Welcome to my blog. If you live in Surrey and birding is your obsession (to get out of bed at some ridiculously early time of the morning, no matter what the weather, to go and look at birds isn't normal behaviour, believe me) and you're still a bit of a novice (like me) then, hopefully, this blog is for you.

Thursday 26 April 2012


I've been waiting a long time to write that headline. I saw my third different Ring Ouzel of the spring late this afternoon. In a howling gale I met up with Ian Jones, who'd seen the male bird first, and David Campbell at Canons Farm.

It was distant and views consisted of brief sightings on the ground through a gap in the hedgerow in Bog Field and better views on top of the hedgerow itself, but a Ring Ouzel is a bird I never tire of watching.

A male Ring Ouzel at Canons Farm late this afternoon
David believes this is the same bird, with a damaged crescent, that was seen a couple of weeks ago on the farm, so it has stayed for a remarkably long time.
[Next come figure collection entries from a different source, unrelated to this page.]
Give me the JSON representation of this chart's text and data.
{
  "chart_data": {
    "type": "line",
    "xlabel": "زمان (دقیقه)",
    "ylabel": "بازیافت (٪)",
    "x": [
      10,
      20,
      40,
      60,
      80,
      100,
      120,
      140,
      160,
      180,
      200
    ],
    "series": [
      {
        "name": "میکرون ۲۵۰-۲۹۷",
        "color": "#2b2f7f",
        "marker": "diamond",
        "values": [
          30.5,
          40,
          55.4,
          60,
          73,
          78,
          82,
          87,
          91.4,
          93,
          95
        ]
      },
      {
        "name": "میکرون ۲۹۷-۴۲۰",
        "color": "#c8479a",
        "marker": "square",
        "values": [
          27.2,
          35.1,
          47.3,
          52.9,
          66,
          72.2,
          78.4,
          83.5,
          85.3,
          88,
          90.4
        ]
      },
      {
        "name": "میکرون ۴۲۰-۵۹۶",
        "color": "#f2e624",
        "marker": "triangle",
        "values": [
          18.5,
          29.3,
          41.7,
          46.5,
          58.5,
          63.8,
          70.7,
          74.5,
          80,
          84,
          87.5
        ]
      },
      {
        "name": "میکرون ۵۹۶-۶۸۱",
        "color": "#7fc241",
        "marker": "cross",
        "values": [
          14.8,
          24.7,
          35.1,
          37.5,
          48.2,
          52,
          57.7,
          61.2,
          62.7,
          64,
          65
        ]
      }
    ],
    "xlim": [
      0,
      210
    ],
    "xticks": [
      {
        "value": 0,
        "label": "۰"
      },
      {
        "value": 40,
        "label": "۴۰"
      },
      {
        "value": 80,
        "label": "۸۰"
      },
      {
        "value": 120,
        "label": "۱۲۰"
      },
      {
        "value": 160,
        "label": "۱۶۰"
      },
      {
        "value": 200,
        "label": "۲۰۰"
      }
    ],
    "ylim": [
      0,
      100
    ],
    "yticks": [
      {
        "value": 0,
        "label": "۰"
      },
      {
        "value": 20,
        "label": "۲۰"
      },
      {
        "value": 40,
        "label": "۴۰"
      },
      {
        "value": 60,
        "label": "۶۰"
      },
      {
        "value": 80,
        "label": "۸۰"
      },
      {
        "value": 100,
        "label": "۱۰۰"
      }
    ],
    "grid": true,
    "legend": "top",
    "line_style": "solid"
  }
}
Later in the evening, yet another Ouzel, a female this time, was seen in a popular Ring Ouzel haunt, Infront George Field.

It has been a brilliant spring for Ring Ouzel sightings across the country, and Canons Farm reflects that with at least six different birds seen during more than a two-week period.

On the way back home I also came across a couple of Mandarin swimming in a flooded area of a field along Rocky Lane, near Redhill.

Two Mandarin swimming in a flooded field on Rocky Lane, Redhill
So what else has been happening? Not a lot from my point of view. I did get to see a Common Sandpiper (129) at Spynes Mere on my local patch at Holmethorpe, plus a few House Martins (130) feeding on the Water Colour Lagoons with a number of Sand Martins and Swallows.

A Common Sandpiper at Spynes Mere
Most of the real excitement, however, has been happening while I've been working, with Holmethorpe's first Whimbrel of the year seen by Paul Kerry on Monday, which followed on from one seen at Canons Farm by Steve Gale on Sunday.

Holmethorpe has also had its first Greenshank (Paul saw this one), Hobby (Gordon Hay), Cuckoo (Paul and Graham James, who also saw a second Whimbrel this morning) and Garden Warbler (also Gordon Hay).

I managed to pop over to the patch this morning and saw my first Common Swifts (131) of the year, four of them swooping over the Water Colour Lagoons towards Mercers Lake, and a couple of Lesser Whitethroats (132) at Spynes Mere.

Other areas have had some spectacular sightings. Beddington had their first Corn Bunting this century drop in today, plus plenty of tasty flyovers during the storms this week, including Bar-tailed Godwits, Arctic Terns, Whimbrels, a Black Tern, Grey Plover and Hobby. Staines Reservoir had a notable 68 Arctic Terns on the north basin on Tuesday and 46 Little Gulls the following day.

Holmethorpe plays host to its annual Bird Race this Sunday, in which anyone can take part. The idea is to see as many bird species on the patch in one day. The winner gets to gloat, but little else...

It will also be the first day this year where I get to spend a whole day watching birds. I may not spend the whole day at Holmethorpe – I've a few other places I also want to go to – but if you decide to pay the patch a visit this weekend, I might see you there!